For my taste buds, the taste of coconut sugar overwhelms the flavor of the cacao and the cacao used is not a flavorful variety.

As time goes on, the coconut sugar dominates, and while I like the flavor of coconut sugar, it becomes treacle and cloying rather quickly.

The cacao seems to be well fermented and dried.

Given the mild flavor of the cacao, and the fact that the post-harvest processing is well done, I'd guess that it is cacao from industrially bred hybrid cacao trees that has been fermented and dried by a co-op.

All that being said, I like the bar, and the company seems to have been founded by good people.

You could do a lot worse.

You could do a lot better too, but maybe not in a grocery store.

I guess we'll find out what the options are as we review more and more products.

By the way, our plan is to put new reviews online every single weekday.

Setting aside the flavor of the bar, I noticed a statement on the packaging, and I have to be honest with you. This kind of statement drives me a little bit crazy.

I don't want to come off as snarky, but I do plan to shoot straight.

Here is the statement.

"It's time to get back to the way humans ate before industry ruined food."

Right off the bat, there is great irony in this sentence because no chocolate bar can be made in large enough quantities to service major retail outlets without industrial methods.

I am in charge of the marketing for our company, and I am sensitive to the kinds of sales messages that companies put out there.

This is hard core pandering to a particular kind of audience, plain and simple, and it is false.

Industry has not ruined food.

Some production methods have produced inferior ingredients, that are less flavorful and less nutritious, and that have done damage to the natural environment.

This is undoubtedly true.

On the other hand, cacao doesn't grow anywhere in the continental United States, Europe, or northern Asia.

Nor does coffee.

Nor do mangos.

Even simple old frozen fruit has to be flash frozen and kept cold in freezers that utilize electricity.

All of it must be hauled out of the jungle on trucks and shipped across the ocean on boats.

Industrialism per se is not a bad thing.

It has vastly expanded the variety of food that is available to all of us.

We have instant access to a bounty of wonderful options from all over the world in every single grocery store that we walk into.

On the other hand, industrial varieties of cacao, which is what I believe Hu uses in their products, are bad for the environment.

They tend to kill off the ecosystems where they grow because they produce unnaturally large quantities of cacao and that sucks the health out of the soil.

This is not true of the heirloom variety of cacao that we use in our chocolate because it is well adapted to, and symbiotic with, the environment.

To properly assess the balance between environment and industrialism requires a sober and understanding mind, not hyperbole.

Also, it isn't right to bite the hand that feeds you.

You shouldn't ride on the back of industrialism while also bad mouthing it.

That is hypocrisy.

I am running long now and have to sign off soon.

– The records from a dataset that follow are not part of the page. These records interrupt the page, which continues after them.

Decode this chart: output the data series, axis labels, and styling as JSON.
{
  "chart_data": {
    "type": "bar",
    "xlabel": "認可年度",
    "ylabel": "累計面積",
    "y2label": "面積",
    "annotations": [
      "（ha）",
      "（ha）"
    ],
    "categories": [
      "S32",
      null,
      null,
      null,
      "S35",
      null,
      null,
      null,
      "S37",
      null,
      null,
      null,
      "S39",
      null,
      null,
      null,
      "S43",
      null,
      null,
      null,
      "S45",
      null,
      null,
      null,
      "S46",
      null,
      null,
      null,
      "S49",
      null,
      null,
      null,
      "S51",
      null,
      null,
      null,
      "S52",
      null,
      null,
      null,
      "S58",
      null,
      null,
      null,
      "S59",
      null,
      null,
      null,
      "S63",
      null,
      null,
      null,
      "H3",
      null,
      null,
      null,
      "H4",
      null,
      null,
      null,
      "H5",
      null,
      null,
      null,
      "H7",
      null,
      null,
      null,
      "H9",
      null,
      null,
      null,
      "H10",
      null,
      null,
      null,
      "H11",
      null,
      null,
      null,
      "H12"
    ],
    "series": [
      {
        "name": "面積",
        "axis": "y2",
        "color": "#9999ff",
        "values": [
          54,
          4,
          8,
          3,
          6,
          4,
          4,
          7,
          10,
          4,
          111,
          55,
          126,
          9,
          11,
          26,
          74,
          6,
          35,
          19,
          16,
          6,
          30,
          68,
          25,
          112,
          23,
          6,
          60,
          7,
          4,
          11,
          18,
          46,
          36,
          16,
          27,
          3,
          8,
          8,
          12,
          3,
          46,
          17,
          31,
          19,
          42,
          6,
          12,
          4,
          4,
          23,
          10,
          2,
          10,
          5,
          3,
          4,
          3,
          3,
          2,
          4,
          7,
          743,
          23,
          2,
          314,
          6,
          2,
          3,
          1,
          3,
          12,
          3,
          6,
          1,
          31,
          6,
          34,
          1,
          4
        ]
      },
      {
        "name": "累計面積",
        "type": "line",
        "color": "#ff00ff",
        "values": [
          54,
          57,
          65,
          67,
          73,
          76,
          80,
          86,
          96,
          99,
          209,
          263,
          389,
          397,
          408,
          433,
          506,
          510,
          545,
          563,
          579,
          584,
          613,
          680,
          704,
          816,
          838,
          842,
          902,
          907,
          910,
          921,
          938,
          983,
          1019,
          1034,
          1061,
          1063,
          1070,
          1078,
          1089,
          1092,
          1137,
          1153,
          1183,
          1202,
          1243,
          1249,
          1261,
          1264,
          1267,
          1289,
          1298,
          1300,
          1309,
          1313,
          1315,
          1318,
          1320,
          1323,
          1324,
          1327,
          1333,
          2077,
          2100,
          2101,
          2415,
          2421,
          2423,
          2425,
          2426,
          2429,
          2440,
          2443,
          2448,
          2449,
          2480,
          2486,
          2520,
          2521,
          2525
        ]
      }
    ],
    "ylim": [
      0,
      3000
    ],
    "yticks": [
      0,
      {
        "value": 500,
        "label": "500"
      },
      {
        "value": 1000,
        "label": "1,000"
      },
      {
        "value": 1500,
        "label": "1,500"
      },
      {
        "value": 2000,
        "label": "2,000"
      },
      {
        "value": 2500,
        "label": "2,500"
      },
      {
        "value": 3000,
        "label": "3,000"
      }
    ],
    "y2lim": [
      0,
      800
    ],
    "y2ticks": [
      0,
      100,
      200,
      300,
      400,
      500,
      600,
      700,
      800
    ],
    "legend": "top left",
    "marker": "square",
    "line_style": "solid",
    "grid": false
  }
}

So, I will limit myself to one last point.

This issue reminds me of a quote from the famous old-time writer, H.L. Menken.

He wrote that, "Democracy is the theory that the common people know what they want and deserve to get it good and hard."

In our economic system, which is a system of free enterprise, companies must conform to the desires of the buying public.

That is the only way to turn a profit.

Industrialism is a tool.

The way industrialism will be used depends on how people spend their money.

If we buy food made with good ingredients that preserve the natural environment, then the companies who make those products will endure.

If we buy unnatural crap that kills the soil, the companies who make those products will proliferate.

Industry doesn't ruin food.

The choices of the buying public do.

Thank you so much for your time today.

I hope that you have a truly blessed day.